26. Jarak Jangkau

Màu nền
Font chữ
Font size
Chiều cao dòng

Don't try to live so wise
Don't cry cause you're so right
Don't dry with fakes or fears 'cause you will hate yourself in the end

Pada hari yang sama, dari awal masuk hingga kembali pulang dari York, ia tidak melihat Samudera. Tidak di salah satu sofa. Samudera biasa meminum iced americano sambil mengajak obrol salah satu pelanggan. Tidak di atas stool menghadap bar. Samudera biasa bertukar guyon dengan yang lain. Tidak juga di koridor mengecek ruang kelas, atau di kantor yang kadang menjadi ruang rapat. Dia tidak berada di manapun dan tanpa kabar.

Begitupun esoknya. Ketika Rindang masuk bekerja, padahal sebelumnya membuat alasan sakit yang dibuat-buat, Samudera tidak menampakkan diri sama sekali. Pria itu seperti menghilang dari jarak pandanganya.

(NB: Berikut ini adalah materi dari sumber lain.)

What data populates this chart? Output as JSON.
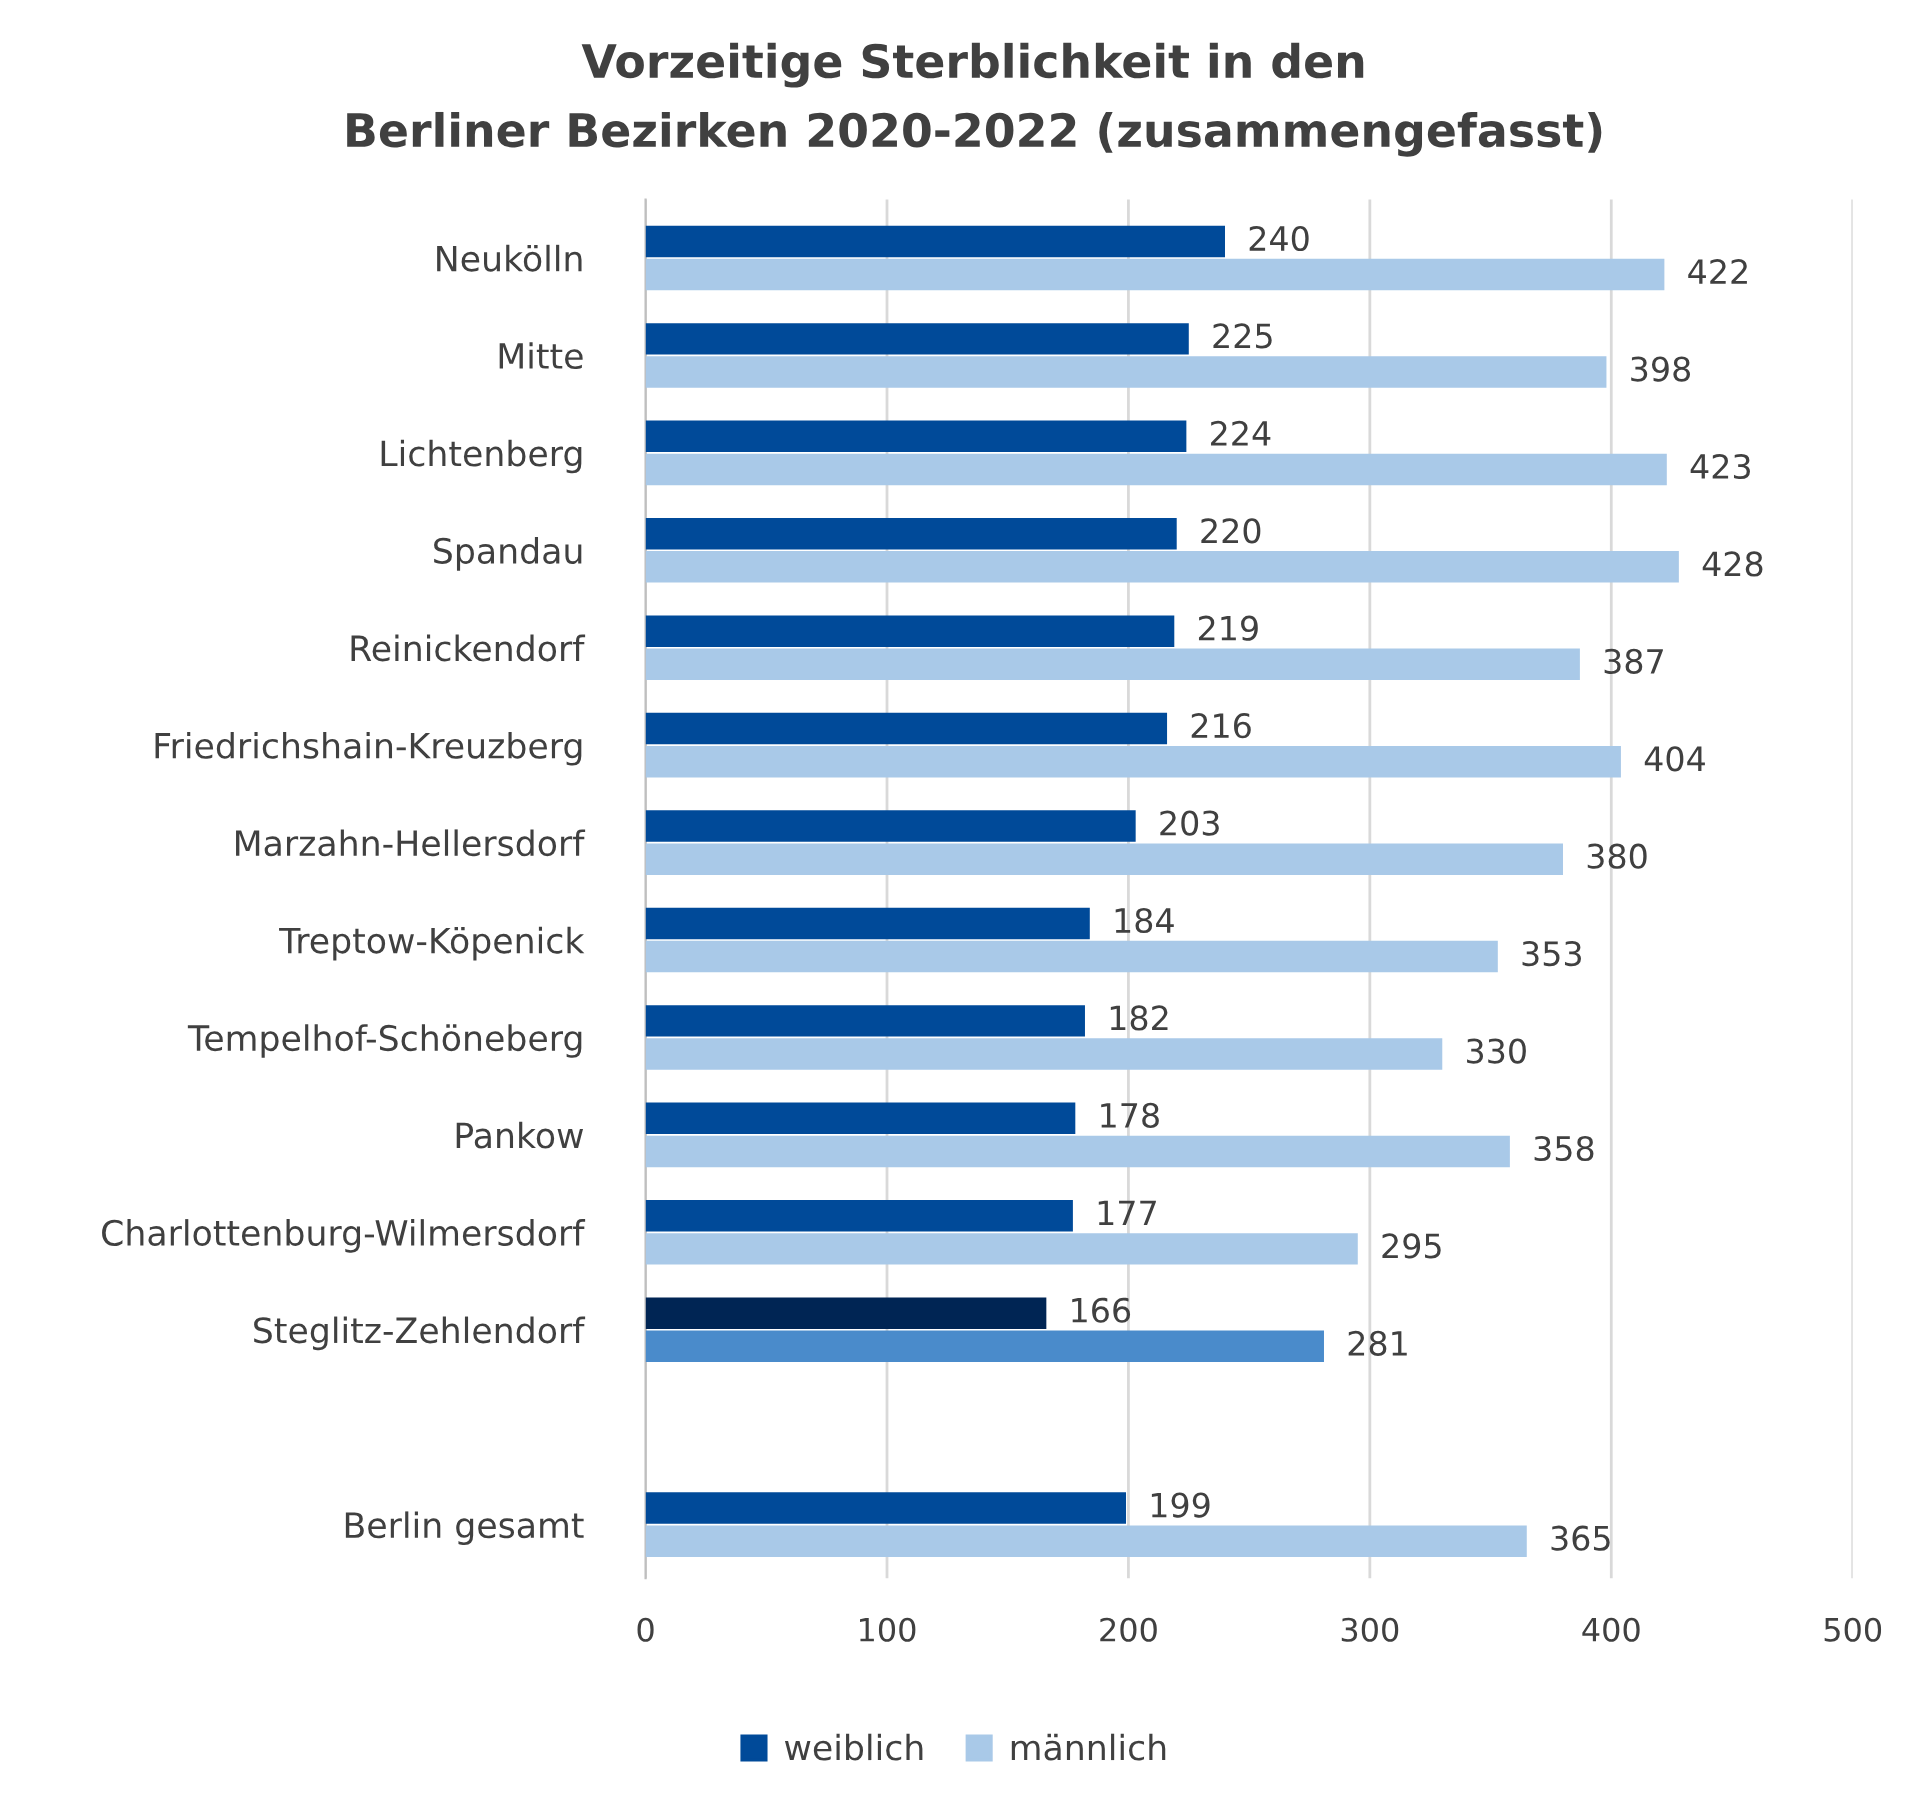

"What are you looking for?" Miss Fany mengerutkan alis. Suaranya sedikit bass dan penuh penekanan, membuat Rindang terkesiap.

Gadis itu menarik kembali lehernya yang dijulurkan mencari-cari di pintu kafe, kemudian tersenyum canggung.

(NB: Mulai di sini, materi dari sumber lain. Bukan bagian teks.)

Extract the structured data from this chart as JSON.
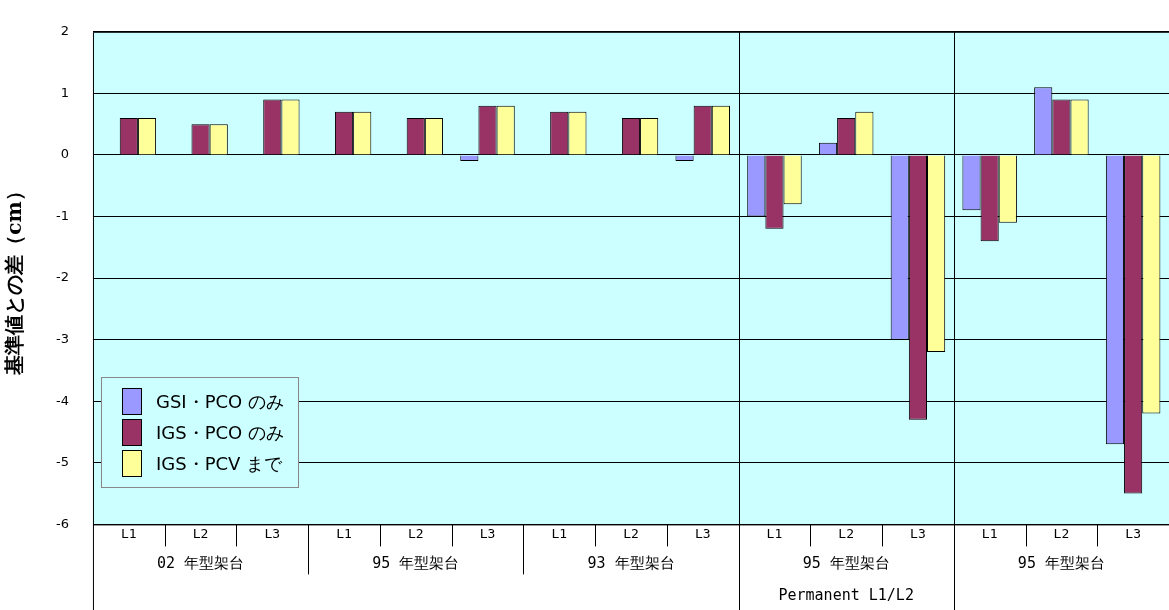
{
  "chart_data": {
    "type": "bar",
    "ylabel": "基準値との差（cm）",
    "categories": [
      "L1",
      "L2",
      "L3",
      "L1",
      "L2",
      "L3",
      "L1",
      "L2",
      "L3",
      "L1",
      "L2",
      "L3",
      "L1",
      "L2",
      "L3"
    ],
    "series": [
      {
        "name": "GSI・PCO のみ",
        "color": "#9999ff",
        "values": [
          0,
          0,
          0,
          0,
          0,
          -0.1,
          0,
          0,
          -0.1,
          -1.0,
          0.2,
          -3.0,
          -0.9,
          1.1,
          -4.7
        ]
      },
      {
        "name": "IGS・PCO のみ",
        "color": "#993366",
        "values": [
          0.6,
          0.5,
          0.9,
          0.7,
          0.6,
          0.8,
          0.7,
          0.6,
          0.8,
          -1.2,
          0.6,
          -4.3,
          -1.4,
          0.9,
          -5.5
        ]
      },
      {
        "name": "IGS・PCV まで",
        "color": "#ffff99",
        "values": [
          0.6,
          0.5,
          0.9,
          0.7,
          0.6,
          0.8,
          0.7,
          0.6,
          0.8,
          -0.8,
          0.7,
          -3.2,
          -1.1,
          0.9,
          -4.2
        ]
      }
    ],
    "annotations": [
      "02 年型架台",
      "95 年型架台",
      "93 年型架台",
      "95 年型架台",
      "95 年型架台",
      "Permanent L1/L2"
    ],
    "ylim": [
      -6,
      2
    ],
    "yticks": [
      -6,
      -5,
      -4,
      -3,
      -2,
      -1,
      0,
      1,
      2
    ],
    "grid": "y",
    "legend": "bottom left"
  }
}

"Eh, nothing, sorry, Miss. What was it again?"

Miss Fany menutup lembar modul di tangannya dan bersedekap. Ia mengembuskan napas keras dari hidung. "Did you listen to me at all?"

Tidak, Rindang tidak mendengarkan. Samudera menghilang, dan mendadak ia tidak bisa menyerap hal lain ke dalam otaknya. That was ... all that matters.

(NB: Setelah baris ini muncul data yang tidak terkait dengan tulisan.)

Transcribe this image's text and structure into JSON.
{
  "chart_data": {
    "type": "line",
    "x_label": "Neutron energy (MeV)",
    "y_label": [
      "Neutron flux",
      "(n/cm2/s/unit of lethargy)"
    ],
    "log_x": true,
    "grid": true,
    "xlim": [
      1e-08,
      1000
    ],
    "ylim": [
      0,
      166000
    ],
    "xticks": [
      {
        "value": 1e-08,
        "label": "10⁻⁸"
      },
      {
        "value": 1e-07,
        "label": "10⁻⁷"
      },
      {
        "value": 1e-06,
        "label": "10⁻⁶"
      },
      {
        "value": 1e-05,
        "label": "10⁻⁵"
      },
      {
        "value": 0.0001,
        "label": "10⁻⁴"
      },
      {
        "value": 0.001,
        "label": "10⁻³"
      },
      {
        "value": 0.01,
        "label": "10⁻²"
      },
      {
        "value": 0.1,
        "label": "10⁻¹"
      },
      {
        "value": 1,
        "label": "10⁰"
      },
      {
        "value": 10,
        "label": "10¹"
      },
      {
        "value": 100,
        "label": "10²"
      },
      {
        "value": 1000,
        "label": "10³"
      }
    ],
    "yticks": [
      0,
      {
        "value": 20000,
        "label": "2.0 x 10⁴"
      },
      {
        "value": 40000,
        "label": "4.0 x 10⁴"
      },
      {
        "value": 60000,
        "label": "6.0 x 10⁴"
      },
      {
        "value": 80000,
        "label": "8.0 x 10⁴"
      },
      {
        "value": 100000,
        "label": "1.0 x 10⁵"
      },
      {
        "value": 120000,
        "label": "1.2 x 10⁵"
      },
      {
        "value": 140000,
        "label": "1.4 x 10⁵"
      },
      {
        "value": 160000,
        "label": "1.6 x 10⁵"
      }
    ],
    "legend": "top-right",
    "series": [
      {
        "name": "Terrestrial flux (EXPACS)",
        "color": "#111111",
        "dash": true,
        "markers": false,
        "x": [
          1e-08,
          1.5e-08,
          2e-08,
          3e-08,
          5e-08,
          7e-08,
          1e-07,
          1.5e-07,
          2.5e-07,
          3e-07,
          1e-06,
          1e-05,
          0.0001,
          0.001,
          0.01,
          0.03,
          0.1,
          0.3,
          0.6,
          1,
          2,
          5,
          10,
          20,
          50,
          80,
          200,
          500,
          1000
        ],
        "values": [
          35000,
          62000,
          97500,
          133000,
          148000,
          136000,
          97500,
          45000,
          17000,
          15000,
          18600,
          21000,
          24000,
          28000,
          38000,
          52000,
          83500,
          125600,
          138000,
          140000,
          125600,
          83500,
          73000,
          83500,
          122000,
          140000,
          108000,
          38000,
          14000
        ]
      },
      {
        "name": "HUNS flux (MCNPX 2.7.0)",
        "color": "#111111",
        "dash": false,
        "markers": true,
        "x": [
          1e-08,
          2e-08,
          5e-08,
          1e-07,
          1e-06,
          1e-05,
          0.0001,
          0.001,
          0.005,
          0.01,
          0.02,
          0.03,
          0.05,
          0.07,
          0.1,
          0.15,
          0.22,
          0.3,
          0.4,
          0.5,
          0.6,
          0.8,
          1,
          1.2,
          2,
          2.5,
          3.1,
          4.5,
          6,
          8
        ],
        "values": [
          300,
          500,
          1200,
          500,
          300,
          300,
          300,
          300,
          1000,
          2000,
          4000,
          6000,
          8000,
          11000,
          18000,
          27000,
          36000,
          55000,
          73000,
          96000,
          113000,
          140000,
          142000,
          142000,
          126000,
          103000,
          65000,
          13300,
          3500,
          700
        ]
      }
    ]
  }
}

"Forget it!" potong Miss Fany bahkan sebelum Rindang berhasil menyanggah. Ia mendekap modul tebal untuk anak-anak dan dibawa kembali di dada. "I'll just ask Oliv for now."

Lalu, sebelum beranjak pergi, wanita itu berputar kembali di atas tumitnya.

"You know, I've been in your shoes before. Bingung. Galau. Hampir membatalkan pernikahan sama Mas Yuda. Masalah itu datang seperti hujan; ada yang lembut ada yang keras, semuanya hanya mau menguji payungmu." Salah satu lengannya terulur sekarang untuk menepuk pundak Rindang. "Just follow your heart. If it meant to be you yours, it's yours."

Miss Fany kemudian beranjak pergi, meninggalkan dentam ujung hak sepatu di atas permukaan ubin, meninggalkan Rindang yang membuka mulut keheranan. Gadis itu ingin mempertanyakan apa maksud semua nasihat tersebut.

Kemudian, tiba-tiba saja, satu gelas oreo milkshake mendarat di hadapan Rindang. Ujung gelasnya berembun. Sepasang oreo stroberi yang menjadi toping terlalu sayang untuk diabaikan lama-lama. Di lain waktu, Rindang pasti akan menariknya tanpa banyak pikir. Namun semua yang ia lakukan adalah menatap Juan. Si pelaku yang menyodorkan gelas itu tanpa peringatan apa-apa.

"Buat kamu," kata cowok itu akhirnya, coba meyakinkan.

"Saya nggak pesan."

"Memang. Itu buat kamu."

Terdengar bunyi gesekan pelan ketika Juan menarik kursi bar, sehingga ia bisa duduk lebih dekat di sisi Rindang. Posisinya menghadap gadis itu, menyampingi meja bar.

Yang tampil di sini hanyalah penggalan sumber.